On 7/7, federal magistrate judge Nina Wang in Denver, Colorado, fined lawyers Christopher Kachouroff and Jennifer DeMaster $3,000 each for violating court rules by submitting a petition containing nearly 30 inaccurate citations.
Judge Wang described the penalty as "the least severe sanction adequate to deter" such conduct.
Kachouroff and DeMaster represented Mike Lindell, CEO of MyPillow, in a defamation case. On 16/6, a jury found Lindell liable for falsely claiming the 2020 presidential election was rigged, ordering him to pay $2.3 million in damages.
The court's decision noted that the defense's document, filed on 25/2, misquoted case law and presented legal principles irrelevant to the cited cases.

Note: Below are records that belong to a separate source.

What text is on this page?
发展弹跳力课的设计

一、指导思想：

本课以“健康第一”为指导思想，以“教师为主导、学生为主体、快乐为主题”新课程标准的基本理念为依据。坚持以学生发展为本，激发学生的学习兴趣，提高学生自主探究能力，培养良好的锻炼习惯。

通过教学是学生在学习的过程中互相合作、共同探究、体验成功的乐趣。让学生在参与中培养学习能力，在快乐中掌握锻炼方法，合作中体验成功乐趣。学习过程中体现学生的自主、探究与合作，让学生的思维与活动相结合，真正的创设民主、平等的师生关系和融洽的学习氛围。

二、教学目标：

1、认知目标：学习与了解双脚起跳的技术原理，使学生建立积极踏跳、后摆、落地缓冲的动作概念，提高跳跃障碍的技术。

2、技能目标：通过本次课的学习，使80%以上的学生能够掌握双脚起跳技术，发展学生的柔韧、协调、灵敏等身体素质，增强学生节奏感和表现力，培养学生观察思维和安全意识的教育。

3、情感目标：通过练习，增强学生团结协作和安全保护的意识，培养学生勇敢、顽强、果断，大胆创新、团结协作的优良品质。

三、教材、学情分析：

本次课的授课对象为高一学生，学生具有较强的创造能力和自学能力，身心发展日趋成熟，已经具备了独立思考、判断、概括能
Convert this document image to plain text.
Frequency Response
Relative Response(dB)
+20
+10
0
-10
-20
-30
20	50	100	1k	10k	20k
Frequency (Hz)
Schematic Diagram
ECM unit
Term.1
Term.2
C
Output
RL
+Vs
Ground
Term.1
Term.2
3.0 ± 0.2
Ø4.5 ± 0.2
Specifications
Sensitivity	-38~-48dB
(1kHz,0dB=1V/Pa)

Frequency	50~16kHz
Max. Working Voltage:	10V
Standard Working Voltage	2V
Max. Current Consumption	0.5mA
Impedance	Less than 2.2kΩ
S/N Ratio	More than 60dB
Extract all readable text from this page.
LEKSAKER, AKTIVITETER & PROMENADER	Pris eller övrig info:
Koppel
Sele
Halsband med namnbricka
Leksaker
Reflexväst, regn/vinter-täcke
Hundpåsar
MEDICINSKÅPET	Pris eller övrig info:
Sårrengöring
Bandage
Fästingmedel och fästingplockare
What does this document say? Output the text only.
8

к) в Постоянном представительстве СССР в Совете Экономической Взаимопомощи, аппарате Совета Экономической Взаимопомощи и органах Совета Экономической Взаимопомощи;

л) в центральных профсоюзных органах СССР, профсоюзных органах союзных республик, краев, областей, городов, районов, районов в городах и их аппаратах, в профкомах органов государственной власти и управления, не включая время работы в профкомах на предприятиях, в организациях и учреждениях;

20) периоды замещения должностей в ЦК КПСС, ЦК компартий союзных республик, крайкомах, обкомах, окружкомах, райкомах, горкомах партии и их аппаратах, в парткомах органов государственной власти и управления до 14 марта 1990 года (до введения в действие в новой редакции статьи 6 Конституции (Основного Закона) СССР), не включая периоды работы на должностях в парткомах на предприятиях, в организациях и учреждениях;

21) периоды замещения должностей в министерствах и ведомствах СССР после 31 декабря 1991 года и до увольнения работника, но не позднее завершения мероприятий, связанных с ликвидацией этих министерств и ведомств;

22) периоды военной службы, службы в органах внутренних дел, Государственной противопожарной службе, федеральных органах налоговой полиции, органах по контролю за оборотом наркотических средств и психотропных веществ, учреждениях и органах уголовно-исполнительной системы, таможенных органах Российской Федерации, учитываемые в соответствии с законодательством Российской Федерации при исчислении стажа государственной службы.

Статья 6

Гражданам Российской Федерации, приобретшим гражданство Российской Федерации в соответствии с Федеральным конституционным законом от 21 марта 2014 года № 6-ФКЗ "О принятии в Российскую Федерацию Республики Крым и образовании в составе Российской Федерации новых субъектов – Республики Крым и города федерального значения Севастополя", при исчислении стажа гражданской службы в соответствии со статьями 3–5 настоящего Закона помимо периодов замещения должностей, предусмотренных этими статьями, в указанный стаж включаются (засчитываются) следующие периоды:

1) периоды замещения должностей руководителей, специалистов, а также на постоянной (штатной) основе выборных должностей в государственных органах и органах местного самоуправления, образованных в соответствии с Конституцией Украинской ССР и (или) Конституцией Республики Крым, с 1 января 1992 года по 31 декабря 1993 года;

During a pre-trial conference, Judge Wang questioned Kachouroff about whether the petition was "created by artificial intelligence". Kachouroff admitted using AI after initially drafting the document himself, and delegated the task of verifying citations to DeMaster, but did not review them again personally.
In the hearing, Kachouroff claimed the AI-generated version was a draft accidentally submitted. However, Judge Wang pointed out that the supposedly correct final version still contained "fundamental errors," some not present in the initial filing.
Judge Wang attributed the penalties to the lawyers’ "conflicting statements and lack of credible evidence," concluding that the submission of the AI-generated document was not an "inadvertent mistake."